The idea of rewriting a large body of code in a different language does not make much sense.

Also, being a niche language has some nice consequences:

  * R has been there for a long time through its predecessor S
  * R is a specialized language: little chance to see it being screwed up by some library which wants to change everything, as it happens too often in python
  * Because it is a niche language, its behavior is consistent across platforms (it is just easier to do with R than with python, or other "real" languages).
Note how being a "real" language goes against those advantages. Also, most researchers are very lousy programmers. Often, their software is super smart, but the code quality is awful and write-only. A less powerful language may mitigate those issues


Would love to know why you think R isn't a "real" language.

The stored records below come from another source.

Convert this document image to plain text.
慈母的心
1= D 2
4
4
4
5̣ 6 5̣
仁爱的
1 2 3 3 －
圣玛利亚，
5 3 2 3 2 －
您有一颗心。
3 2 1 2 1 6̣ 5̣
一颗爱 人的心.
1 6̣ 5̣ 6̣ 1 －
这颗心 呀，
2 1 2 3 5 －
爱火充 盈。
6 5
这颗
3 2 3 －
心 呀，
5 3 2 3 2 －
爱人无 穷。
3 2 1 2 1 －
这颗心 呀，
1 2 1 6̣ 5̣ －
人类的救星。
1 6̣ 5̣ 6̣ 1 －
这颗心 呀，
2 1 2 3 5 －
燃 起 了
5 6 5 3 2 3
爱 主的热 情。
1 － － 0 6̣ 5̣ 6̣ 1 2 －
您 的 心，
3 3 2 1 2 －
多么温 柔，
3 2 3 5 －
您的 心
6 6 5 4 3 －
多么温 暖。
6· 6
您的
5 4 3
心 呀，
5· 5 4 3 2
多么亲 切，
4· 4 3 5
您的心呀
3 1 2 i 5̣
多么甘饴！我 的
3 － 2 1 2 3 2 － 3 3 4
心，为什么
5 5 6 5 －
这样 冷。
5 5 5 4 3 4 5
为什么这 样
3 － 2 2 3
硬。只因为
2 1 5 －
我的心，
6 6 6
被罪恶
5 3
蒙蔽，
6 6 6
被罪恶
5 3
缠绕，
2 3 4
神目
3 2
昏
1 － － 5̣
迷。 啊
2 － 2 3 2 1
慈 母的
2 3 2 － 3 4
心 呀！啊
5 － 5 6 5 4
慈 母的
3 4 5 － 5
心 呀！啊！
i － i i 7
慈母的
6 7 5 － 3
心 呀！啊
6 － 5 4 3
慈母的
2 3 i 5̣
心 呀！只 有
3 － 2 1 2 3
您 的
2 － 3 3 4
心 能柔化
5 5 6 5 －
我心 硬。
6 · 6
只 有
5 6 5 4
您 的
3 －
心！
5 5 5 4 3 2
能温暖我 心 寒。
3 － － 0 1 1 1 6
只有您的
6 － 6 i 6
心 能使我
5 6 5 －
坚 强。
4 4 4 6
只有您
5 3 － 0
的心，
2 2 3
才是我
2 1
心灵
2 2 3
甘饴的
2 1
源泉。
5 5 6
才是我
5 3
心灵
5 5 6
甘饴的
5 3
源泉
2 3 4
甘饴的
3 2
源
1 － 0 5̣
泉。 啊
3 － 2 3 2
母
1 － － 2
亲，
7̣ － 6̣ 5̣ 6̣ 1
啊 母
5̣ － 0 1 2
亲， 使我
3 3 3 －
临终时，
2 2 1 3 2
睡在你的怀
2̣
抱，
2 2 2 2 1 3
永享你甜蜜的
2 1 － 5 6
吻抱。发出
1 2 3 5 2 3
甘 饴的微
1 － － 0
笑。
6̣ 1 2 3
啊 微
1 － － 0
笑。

I've called out to R libraries before using rpy/rpy2. These have made it pretty easy. Then I can work with my data in Python, but when I need to use a stat function, I can just call out to R.


There are a few issues. For me two of the most basic are 1) the lack of a ubiquitous NA across all data types and 2) lack of 754 floating point behavior. The lack of custom infix operators is also a bit painful, especially if you view matlab as a competitor. The unquoted formula type is also nice, although you could get some of that by parsing strings.


R is an implementation of S. According to http://en.wikipedia.org/wiki/S_%28programming_language%29 it has its origins in 1975.


Something like that exists for clojure. http://incanter.org/ "Incanter is a Clojure-based, R-like platform for statistical computing and graphics."


You mean like numpy/scipy/matplot lib?